Numerics: Euler Codes for Steady Flows

Belotserkovsky’s monograph “Thin Wings in Subsonic Flow” published in 1965 [80], became a standard for vortex lattice methods applications. It con­tains a set of results on rectangular wings flying over a solid boundary ob­tained within linear theory. Later on, vortex lattice methods were successfully applied to numerical solutions of nonlinear problems of aerodynamics of lift­ing systems; see Belotserkovsky et al. [81, 82].

The linearized vortex lattice approach was used by Farberov and Plissov [83], Plissov [84], and Konov [85, 86] to determine the characteristics of wings of different planforms and lateral cross section near the interface, and by Plissov and Latypov [87] to compose tables of rotational derivatives for wings of different aspect ratios near the ground. Ermolenko [88] conceived an ap­proximate nonlinear approach to the steady aerodynamics of wings near a solid boundary based on iteration of position of trailing vortices in connec­tion with the induced velocity field in a plane, normal to the wing and passing through the trailing edge.

Treschevskiy and Yushin [89], Pavlovets et al. [90], Yushin [91], and Volkov et al. [92] utilized various modifications of discrete and panel vortex methods to compute the characteristics of wings and wing systems in the ground effect.

Katz [93] used a vortex lattice method incorporating a freely deforming wake to investigate the performance of lifting surfaces close to the ground with application to the aerodynamics of racing cars.

Deese and Agarval [94] employed an Euler solver, based on the finite – volume Runge-Kutta time-stepping scheme to predict the 3-D compressible flow around airfoils and wings in the ground effect. They applied this tech­nique to calculate the aerodynamics of Clark-Y airfoil (infinite aspect ratio) and a low-aspect-ratio wing with a Clark-Y cross section.

Kataoka et al. [95] extended the two-dimensional steady-state approach to treat the aerodynamics of a foil moving in the presence of a water surface. The foil was replaced by a source distribution on its contour and a vortex distribution on its camber line. The free surface effect was taken into account by distributing wave sources on an unperturbed position of the boundary. Mizutani and Suzuki [96] used an iterative approach based on panel meth­ods for the airflow field and the Rankine method for the water flow field to account for the free surface effects and calculated wave patterns generated by a rectangular wing with endplates. In both of these works, the differences in the aerodynamic predictions for a wing near a free surface and near a corresponding solid boundary were found to be insignificant.

By using the method of continuous vortex layers (vortex panel approach ), Volkov [97] carried out some computational investigation into the influence of the geometry of the foil upon its aerodynamic characteristics in proximity to the ground.

Morishita and Tezuka [98] presented some numerical data on the two­dimensional aerodynamics of the airfoil in the compressible ground-effect flow.

Day and Doctors [99] applied the vortex lattice method to calculate the steady aerodynamic characteristics of wings and wing systems in the ground effect with the incorporation of the deformation of the wakes into the numer­ical scheme.

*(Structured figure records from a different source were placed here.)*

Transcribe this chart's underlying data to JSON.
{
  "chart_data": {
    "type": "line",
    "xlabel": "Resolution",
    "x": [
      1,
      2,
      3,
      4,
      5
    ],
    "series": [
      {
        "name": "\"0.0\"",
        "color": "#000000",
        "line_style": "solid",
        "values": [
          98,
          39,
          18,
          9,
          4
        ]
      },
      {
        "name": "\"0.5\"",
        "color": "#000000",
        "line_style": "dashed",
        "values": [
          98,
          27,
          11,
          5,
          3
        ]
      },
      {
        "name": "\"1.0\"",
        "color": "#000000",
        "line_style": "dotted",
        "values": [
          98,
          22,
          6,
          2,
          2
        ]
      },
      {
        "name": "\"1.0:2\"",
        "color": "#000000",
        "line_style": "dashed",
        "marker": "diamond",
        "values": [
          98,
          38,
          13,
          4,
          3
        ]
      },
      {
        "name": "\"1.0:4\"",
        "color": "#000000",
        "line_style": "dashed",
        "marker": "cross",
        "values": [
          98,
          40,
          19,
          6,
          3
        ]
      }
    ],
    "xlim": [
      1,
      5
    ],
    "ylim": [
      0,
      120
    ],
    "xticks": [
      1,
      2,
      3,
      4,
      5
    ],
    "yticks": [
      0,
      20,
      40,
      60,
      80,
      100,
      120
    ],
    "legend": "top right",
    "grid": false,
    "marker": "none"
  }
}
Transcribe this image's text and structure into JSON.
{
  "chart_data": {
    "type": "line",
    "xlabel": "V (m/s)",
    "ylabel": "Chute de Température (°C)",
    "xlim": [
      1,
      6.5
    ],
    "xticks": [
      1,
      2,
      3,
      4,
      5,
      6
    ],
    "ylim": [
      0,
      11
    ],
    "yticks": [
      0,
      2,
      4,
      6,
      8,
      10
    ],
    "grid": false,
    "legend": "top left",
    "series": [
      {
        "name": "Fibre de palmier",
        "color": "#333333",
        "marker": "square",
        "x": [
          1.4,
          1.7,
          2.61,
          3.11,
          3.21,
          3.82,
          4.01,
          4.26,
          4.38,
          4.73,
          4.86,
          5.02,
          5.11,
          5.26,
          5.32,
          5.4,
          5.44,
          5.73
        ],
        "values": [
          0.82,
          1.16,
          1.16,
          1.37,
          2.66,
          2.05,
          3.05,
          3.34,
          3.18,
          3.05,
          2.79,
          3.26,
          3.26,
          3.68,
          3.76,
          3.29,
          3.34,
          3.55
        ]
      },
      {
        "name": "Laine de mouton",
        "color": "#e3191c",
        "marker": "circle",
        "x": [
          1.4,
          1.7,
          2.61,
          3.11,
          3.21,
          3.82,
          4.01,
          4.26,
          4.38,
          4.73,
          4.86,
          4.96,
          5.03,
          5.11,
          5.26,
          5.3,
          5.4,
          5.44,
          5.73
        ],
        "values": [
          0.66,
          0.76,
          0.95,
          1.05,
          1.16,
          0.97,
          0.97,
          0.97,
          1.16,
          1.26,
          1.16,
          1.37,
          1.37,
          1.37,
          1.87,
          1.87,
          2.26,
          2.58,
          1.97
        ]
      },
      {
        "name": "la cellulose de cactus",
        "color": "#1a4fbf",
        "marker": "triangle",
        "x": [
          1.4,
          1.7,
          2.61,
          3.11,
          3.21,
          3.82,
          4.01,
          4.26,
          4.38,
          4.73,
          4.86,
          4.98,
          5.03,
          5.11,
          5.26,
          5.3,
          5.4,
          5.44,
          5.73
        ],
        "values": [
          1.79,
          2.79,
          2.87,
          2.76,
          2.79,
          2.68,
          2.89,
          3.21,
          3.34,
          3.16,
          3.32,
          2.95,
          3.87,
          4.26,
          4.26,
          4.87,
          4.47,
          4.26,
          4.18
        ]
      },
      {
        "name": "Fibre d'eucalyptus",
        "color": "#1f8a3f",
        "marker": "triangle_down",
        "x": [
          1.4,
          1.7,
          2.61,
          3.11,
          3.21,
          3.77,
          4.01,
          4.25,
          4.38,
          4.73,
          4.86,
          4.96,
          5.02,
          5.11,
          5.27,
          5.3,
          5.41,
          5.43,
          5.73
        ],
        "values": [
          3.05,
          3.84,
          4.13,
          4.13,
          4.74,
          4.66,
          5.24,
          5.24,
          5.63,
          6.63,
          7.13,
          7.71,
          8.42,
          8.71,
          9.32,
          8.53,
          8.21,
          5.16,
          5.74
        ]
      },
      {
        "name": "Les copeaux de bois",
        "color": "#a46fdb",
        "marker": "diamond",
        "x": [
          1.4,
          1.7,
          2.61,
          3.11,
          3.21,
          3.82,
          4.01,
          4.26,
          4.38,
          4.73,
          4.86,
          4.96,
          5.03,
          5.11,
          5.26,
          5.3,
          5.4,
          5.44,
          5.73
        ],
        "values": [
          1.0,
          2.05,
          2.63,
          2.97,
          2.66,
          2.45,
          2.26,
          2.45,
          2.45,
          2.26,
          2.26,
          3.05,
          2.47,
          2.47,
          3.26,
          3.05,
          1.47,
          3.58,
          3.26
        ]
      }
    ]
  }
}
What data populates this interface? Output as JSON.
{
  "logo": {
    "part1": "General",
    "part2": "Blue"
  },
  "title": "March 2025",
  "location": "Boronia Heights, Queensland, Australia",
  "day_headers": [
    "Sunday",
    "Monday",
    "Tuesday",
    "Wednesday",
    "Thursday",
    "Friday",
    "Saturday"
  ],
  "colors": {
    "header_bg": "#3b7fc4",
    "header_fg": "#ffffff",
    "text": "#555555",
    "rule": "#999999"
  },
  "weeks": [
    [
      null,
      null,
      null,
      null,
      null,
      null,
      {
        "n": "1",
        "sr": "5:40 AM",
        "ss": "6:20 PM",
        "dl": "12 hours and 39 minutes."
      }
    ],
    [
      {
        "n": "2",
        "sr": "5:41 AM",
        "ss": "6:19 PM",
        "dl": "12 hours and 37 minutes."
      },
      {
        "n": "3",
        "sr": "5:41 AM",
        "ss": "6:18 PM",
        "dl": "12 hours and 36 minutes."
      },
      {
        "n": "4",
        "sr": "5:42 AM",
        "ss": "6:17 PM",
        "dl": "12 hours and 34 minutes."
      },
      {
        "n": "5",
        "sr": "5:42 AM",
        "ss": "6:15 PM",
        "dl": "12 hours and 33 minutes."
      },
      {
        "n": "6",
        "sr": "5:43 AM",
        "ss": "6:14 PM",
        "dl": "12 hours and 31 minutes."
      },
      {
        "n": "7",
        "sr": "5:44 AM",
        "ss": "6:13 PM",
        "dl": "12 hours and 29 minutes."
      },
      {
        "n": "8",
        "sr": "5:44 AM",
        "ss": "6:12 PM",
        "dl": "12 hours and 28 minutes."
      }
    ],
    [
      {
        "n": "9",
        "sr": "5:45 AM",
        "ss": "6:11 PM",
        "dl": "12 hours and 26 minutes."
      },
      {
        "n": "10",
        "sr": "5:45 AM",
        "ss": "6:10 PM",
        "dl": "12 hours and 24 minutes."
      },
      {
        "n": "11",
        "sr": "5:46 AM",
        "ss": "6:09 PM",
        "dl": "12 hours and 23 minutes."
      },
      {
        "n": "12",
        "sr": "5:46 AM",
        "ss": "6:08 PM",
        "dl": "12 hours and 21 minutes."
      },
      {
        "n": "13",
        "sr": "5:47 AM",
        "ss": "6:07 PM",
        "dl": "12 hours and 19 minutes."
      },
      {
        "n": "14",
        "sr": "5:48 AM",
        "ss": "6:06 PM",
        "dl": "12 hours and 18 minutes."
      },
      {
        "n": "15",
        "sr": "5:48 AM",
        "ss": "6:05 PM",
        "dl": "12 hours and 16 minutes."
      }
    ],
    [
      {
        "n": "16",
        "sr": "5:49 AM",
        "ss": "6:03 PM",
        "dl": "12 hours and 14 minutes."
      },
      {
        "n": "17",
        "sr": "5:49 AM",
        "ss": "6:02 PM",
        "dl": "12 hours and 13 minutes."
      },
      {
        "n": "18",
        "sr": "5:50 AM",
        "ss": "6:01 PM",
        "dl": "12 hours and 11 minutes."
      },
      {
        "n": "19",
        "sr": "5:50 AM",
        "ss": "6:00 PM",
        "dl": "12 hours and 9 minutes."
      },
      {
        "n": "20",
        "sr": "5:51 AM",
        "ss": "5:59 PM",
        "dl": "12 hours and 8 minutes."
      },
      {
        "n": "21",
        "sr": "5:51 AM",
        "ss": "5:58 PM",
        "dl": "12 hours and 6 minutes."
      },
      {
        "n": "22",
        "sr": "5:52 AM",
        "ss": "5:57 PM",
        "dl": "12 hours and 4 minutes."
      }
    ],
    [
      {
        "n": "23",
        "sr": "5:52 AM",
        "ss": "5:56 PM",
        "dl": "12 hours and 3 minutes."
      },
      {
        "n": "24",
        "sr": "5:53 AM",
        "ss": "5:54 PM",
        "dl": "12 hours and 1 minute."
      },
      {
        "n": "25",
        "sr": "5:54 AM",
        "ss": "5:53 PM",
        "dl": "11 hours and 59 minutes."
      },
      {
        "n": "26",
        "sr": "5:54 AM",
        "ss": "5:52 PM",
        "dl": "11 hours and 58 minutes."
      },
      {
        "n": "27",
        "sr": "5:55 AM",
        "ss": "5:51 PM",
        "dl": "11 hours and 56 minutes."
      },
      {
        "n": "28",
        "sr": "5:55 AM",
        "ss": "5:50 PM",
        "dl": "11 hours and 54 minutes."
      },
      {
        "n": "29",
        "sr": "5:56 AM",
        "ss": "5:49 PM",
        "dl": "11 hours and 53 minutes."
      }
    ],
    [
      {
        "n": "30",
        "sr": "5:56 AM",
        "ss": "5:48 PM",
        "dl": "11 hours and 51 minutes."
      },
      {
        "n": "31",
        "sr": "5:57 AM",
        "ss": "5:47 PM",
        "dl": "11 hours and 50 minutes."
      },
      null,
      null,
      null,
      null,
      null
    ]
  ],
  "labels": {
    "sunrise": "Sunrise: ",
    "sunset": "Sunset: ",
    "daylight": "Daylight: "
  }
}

Chun et al. [100] carried out computations for the aerodynamic charac­teristics of both isolated wings and the entire craft of the flying wing configu­ration in ground effect using the potential-based panel method of dipole and source distributions. Standingford and Tuck [101] applied the high-resolution approach developed within the steady lifting surface theory to investigate the influence of endplates upon the characteristics of a thin flat rectangular wing in the ground effect. The authors report this approach yields better accuracy than the standard vortex lattice method near the edges of a junction of a wing-plus-endplates system.

Hsiun and Chen [102] proposed a numerical procedure for the design of two-dimensional airofoils in the ground effect. The corresponding inverse problem was based upon the least square fitting of a prescribed pressure distribution and a vortex panel method to obtain a direct solution of the problem.

Design problems for airfoil sections near the ground have also been con­sidered by Kiihmstedt and Milbradt [103], whose objectives for optimization were stability and maximum lift. These authors used and compared several potential code methods in both 2-D and 3-D formulations.